Hi ,
I’ve a goal to query data from collection which is huge > 2TB, I need to query only the data I need as CSV file to process in Python. What I need to do while query data is
- Grouping and sorting document.
- Select only the certain range and export as CSV.

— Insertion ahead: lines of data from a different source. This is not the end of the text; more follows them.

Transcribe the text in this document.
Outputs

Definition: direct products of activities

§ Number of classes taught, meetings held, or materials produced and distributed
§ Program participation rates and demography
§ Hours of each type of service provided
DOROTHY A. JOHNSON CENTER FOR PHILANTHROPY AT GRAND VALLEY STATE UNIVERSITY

Right now I can do pipeline like this.
db.collection.aggregate(
[
{ "$limit": 200000 },
{
"$group":
{
"_id":
{
"TID": "$TID",
"Opt": "$Opt",
"DSN1": "$DSN1",
"DSN2": "$DSN2",
"Column": "$Column",
"Row": "$Row",
"CSN": { "$substr": ["$CSN", 2, -6] }
},
"details": {
"$push":
{
"A": "$A",
"B": "$B",
"C": "$C",
"D": "$D",
"timestamp": "$timestamp"
}
}
}
}
],
{
allowDiskUse: true
}
);
Output from this pipeline is like {"_id": { set of “details” according to _id} } as picture
From this point I’m not sure how to sort by “details.timestamp” and select only certain range of “details”. Moreover, how can I break output as 1 “_id”: to 1 “details” , not 1 “_id” to set of “detail” which currently I have? 1 “_id” to 1 “details” is more suitable for my process.
Please kindly advise.
Thanks.